Scrutiny of such volumes indicates that the first step would be for 
the entire text to be written, leaving spaces, large or small, for the 
subsequent inclusion of pictures. Before starting to draw, the artist 
might, however, make one or more trial sketches, perhaps on an empty 
page or a loose piece on parchment. Artists might also make use of 
pattern books, which, to judge from such works as are extant, seem 
nevertheless to have been extremely rare. More proficient, or 
self-assured, artists might, on the other hand, entirely dispense with 
such preliminaries.
A Charcoal Outline, Later Inked In
The first step would be for the artist to draw the outlines of the 
desired picture in charcoal. The use of this medium allowed him to 
revise, or rework, his drawing, and thus “feel his way”, as he thought 
fit, to a final version. Once satisfied with his charcoal outline he 
would firmly delineate its main features, permanently, in black ink. On 
the completion of this outline the drawing would be ready for colouring.
 This was a virtually routine operation, with little further artistic 
creativity, for pigments were almost invariably applied flatly, without 
any attempt to impart a rounded characteristic to the figures, or to 
depict light and dark, or shadows. The range of paints employed was 
moreover usually extremely narrow, confined perhaps to a single shade of
 only four colours: red, yellow, blue, and green.
Colouring
Artists, in the process of colouring, would invariably start at the 
beginning of the manuscript. Using a single colour, they would start by 
painting the sky, or some other background feature, for a number of 
pages, before turning to other aspects of the painting. On completing 
the background, or portion thereof, in any particular colour the artist 
would be tempted to continue using the same paint on other parts of the 
work. This was because employing the same colour obviated the need to 
clean the brush, or to search out or prepare paint of another hue. Only 
when the background was finally completed, would the artist usually turn
 to the foreground, and, with it. the painting’s principal features.
Henry Salt
The above procedures for the production of illustrated manuscripts 
seem to have been deeply ingrained in Ethiopian artistic life.

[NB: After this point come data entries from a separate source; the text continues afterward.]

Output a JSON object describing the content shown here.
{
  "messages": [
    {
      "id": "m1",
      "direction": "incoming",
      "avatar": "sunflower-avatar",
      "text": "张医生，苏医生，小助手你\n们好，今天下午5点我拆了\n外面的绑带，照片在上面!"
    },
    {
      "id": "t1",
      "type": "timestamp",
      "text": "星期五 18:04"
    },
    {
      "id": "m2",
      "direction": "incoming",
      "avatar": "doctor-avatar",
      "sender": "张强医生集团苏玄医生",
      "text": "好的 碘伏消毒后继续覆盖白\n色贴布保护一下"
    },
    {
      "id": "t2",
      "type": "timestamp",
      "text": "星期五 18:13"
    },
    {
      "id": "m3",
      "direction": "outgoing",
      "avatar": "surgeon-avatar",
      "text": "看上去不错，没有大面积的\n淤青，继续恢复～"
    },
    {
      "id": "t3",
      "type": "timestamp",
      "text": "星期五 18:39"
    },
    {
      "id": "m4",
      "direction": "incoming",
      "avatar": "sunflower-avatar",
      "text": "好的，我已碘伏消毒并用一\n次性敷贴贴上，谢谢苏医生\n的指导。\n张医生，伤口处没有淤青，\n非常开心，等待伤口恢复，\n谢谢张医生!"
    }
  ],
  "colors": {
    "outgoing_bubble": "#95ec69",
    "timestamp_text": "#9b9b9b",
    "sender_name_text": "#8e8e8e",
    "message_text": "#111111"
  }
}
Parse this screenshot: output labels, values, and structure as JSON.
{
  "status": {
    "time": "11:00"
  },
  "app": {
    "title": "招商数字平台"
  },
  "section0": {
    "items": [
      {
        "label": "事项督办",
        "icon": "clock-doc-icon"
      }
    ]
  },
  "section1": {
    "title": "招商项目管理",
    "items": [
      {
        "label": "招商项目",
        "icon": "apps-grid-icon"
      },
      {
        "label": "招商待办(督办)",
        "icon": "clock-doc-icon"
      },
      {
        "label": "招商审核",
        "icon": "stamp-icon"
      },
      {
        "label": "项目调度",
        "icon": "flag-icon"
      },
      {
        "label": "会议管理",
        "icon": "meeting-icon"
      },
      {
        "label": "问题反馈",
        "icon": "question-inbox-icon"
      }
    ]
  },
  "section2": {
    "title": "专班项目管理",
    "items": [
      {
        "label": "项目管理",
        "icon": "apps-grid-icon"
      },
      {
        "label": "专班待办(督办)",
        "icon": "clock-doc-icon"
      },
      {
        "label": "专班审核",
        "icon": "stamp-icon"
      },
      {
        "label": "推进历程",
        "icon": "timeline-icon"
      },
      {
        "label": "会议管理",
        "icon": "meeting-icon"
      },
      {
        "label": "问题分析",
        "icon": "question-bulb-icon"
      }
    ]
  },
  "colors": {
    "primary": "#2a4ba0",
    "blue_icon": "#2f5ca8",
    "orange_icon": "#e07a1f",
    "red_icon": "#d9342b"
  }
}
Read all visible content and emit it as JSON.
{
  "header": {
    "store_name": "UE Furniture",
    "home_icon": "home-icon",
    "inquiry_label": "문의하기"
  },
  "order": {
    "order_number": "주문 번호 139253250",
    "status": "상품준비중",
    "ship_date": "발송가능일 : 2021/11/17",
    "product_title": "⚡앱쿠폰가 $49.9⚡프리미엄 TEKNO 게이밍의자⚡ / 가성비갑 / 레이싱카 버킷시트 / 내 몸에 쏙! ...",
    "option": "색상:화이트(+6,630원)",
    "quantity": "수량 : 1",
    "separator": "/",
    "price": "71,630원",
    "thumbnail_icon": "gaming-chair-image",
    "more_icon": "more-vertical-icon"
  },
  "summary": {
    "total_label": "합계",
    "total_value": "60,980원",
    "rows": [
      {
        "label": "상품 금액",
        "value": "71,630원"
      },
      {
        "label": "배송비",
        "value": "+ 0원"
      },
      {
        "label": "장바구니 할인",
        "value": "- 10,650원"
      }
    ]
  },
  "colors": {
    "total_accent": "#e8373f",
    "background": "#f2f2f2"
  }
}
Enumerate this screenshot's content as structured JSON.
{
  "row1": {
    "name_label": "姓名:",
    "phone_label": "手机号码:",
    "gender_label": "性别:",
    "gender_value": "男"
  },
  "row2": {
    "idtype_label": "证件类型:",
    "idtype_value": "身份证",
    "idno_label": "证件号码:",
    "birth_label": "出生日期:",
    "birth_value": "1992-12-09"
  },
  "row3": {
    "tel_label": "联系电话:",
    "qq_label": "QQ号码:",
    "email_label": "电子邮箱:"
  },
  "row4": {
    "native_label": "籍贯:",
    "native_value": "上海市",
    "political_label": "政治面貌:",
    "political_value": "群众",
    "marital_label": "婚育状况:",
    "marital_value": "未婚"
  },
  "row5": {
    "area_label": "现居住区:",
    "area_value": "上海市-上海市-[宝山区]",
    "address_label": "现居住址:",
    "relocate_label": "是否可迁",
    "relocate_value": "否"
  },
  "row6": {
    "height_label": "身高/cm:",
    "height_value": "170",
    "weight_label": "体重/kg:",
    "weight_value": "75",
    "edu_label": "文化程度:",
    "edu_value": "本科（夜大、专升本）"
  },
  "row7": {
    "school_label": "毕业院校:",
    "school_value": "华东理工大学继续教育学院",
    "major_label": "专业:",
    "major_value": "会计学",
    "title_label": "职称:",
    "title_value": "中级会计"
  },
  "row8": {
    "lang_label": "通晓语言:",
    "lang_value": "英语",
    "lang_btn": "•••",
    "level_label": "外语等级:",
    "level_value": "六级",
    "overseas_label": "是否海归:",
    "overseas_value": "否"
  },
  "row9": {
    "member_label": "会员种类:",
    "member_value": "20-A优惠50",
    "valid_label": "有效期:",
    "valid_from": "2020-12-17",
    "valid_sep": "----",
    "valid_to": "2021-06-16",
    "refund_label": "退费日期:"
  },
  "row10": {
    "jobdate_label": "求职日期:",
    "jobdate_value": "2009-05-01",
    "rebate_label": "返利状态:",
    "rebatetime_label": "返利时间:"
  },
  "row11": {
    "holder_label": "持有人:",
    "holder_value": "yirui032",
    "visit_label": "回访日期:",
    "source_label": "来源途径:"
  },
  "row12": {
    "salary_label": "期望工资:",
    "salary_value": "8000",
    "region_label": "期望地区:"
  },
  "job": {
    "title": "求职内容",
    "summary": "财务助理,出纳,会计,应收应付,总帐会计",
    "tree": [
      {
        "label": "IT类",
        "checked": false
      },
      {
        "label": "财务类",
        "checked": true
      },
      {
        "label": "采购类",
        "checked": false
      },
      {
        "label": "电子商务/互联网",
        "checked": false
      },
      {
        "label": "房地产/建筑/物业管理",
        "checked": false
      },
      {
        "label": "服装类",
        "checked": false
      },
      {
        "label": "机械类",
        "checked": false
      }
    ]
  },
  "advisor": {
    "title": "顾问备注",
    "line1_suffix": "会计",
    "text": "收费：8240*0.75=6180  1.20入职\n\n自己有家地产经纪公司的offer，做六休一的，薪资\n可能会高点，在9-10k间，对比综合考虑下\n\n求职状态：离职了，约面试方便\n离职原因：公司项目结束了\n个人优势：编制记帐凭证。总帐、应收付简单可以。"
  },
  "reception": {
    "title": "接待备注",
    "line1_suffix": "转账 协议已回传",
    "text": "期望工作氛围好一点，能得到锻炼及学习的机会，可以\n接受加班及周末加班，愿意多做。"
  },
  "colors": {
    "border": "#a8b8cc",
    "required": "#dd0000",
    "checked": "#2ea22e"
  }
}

The early
 nineteenth century British traveller Henry Salt recalls that, being 
“desirous of bringing home an example of Abyssinian art”, he begged the 
“chief painter” at Cheliqot, in Tegray, to paint for him “one of his 
best paintings”. The artist, he recalls, accordingly, “made an exact 
outline of it with charcoal, and afterwards went over it with a coarse 
sort of India ink, subsequently to which he introduced the colour”.